By Chelsea Karnash
PHILADELPHIA (CBS) – College is about learning and classes for sure, but there’s a strong undercurrent of drinking, experimentation and, of course, sex.
While there has been much written about “college hook-up culture” (including a recent and controversial Times article that focused on Penn), new research from New York University might just be the most interesting — and potentially worrisome — yet.
Researcher Jonathan Marc Bearak, a doctoral student in sociology, conducted the study using information from the Online College Social Life Survey, which contains data from students at 21 universities across the country on more than 10,000 hookups that was gathered between 2005 and 2011.
Using that data, Bearak uncovered several surprising things.
First, sex during a hookup becomes nearly twice as likely between freshman year and senior year of college. For women, the probability of sex during a hookup increases from 27% freshman year to 43% senior year. Among men, that percentage jumps from 33% freshman year to 52% senior year.
Second, condom use during those hookups drops by about 40% between freshman year and sophomore year before stabilizing.
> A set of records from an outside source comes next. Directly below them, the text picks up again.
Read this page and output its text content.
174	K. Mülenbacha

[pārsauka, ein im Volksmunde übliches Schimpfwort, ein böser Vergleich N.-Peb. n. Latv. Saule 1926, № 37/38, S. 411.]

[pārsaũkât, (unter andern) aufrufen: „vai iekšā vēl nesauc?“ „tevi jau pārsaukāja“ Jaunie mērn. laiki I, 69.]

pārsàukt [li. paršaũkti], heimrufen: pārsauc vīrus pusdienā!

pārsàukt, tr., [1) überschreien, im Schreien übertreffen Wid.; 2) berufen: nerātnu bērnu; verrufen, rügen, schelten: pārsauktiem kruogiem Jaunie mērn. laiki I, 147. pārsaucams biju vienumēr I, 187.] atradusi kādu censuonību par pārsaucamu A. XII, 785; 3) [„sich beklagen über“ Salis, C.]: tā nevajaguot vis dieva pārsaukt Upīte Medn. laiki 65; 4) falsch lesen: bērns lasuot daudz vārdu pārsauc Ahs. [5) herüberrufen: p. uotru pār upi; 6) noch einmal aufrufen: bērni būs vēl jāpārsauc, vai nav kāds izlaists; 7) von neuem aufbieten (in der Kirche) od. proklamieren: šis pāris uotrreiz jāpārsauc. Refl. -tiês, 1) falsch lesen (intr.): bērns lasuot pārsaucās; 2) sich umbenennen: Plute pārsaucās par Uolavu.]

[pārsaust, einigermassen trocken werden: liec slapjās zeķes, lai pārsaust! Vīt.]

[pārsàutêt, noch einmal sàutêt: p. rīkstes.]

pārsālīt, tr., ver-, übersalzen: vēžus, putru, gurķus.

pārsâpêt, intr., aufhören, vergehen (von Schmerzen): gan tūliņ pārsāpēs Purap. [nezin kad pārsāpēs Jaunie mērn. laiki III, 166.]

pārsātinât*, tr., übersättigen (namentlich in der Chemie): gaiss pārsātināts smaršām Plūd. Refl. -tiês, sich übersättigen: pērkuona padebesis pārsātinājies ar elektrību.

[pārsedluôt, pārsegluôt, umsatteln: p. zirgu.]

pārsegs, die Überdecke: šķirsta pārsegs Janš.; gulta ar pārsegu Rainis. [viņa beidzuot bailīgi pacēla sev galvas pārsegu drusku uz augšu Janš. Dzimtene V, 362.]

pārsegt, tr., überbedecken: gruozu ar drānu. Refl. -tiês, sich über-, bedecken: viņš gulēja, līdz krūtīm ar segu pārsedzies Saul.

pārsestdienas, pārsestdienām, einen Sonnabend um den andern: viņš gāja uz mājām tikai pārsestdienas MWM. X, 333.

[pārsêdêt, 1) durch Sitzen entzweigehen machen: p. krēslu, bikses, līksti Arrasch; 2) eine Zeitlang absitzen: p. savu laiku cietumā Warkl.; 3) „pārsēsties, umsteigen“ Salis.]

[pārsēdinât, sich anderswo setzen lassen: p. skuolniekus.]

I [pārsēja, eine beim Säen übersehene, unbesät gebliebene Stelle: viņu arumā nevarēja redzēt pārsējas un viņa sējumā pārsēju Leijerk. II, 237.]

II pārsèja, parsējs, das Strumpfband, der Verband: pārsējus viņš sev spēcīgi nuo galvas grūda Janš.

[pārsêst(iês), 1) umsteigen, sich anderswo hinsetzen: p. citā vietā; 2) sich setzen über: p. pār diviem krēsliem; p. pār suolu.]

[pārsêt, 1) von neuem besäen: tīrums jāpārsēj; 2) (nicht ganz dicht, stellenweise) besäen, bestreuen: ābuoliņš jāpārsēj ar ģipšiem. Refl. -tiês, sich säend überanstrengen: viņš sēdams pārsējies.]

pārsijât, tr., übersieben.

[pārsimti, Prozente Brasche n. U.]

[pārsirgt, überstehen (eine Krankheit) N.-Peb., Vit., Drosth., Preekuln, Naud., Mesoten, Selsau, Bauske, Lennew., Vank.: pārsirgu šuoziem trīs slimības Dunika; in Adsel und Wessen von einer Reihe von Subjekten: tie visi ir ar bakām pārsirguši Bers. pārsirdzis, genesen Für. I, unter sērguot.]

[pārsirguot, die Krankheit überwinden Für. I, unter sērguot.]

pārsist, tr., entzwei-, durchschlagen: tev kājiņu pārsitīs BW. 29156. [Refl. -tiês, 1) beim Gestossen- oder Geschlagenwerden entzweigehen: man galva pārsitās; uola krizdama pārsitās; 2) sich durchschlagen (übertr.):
The probability of unprotected casual sex increases from 7% to 16% among women between freshman and sophomore year, and from 6% to 15% among men during the same time period.
“A fairly rapid normalization of unprotected casual sex occurs between the freshman and sophomore years, and thereafter condom use in coital hookups decreases little,” Bearak says.
Finally, condom rates are lowest among first year students with the most highly educated mothers.
“Students from highly educated backgrounds use condoms at a lower rate, relative to their peers, in the first year of college. These students continue to use condoms at approximately the same comparatively low rate later on,” Bearak writes. “Students from less educated families, in contrast, use condoms more consistently during year 1, but thereafter quickly adopt the behaviors typically exhibited by their peers from more highly educated backgrounds.”
Bearak says one reason for this could be that college students from higher educational backgrounds perceive the pool of sexual partners on campus as a sort of “safe zone” or feel like worries about sexually transmitted diseases don’t apply to them. Interestingly, he says that, while there are significant differences in rates of condom use for those from different educational backgrounds during freshman year, students from lower educational backgrounds adopt the practices of their peers after their first year in school, suggesting they, too, might eventually be lulled into feeling “safe” in choosing partners who are also college students.
Bearak says his findings could have implications for health and social policy, and that his results suggest the college environment greatly affects undergraduates’ behavior when it comes to sex.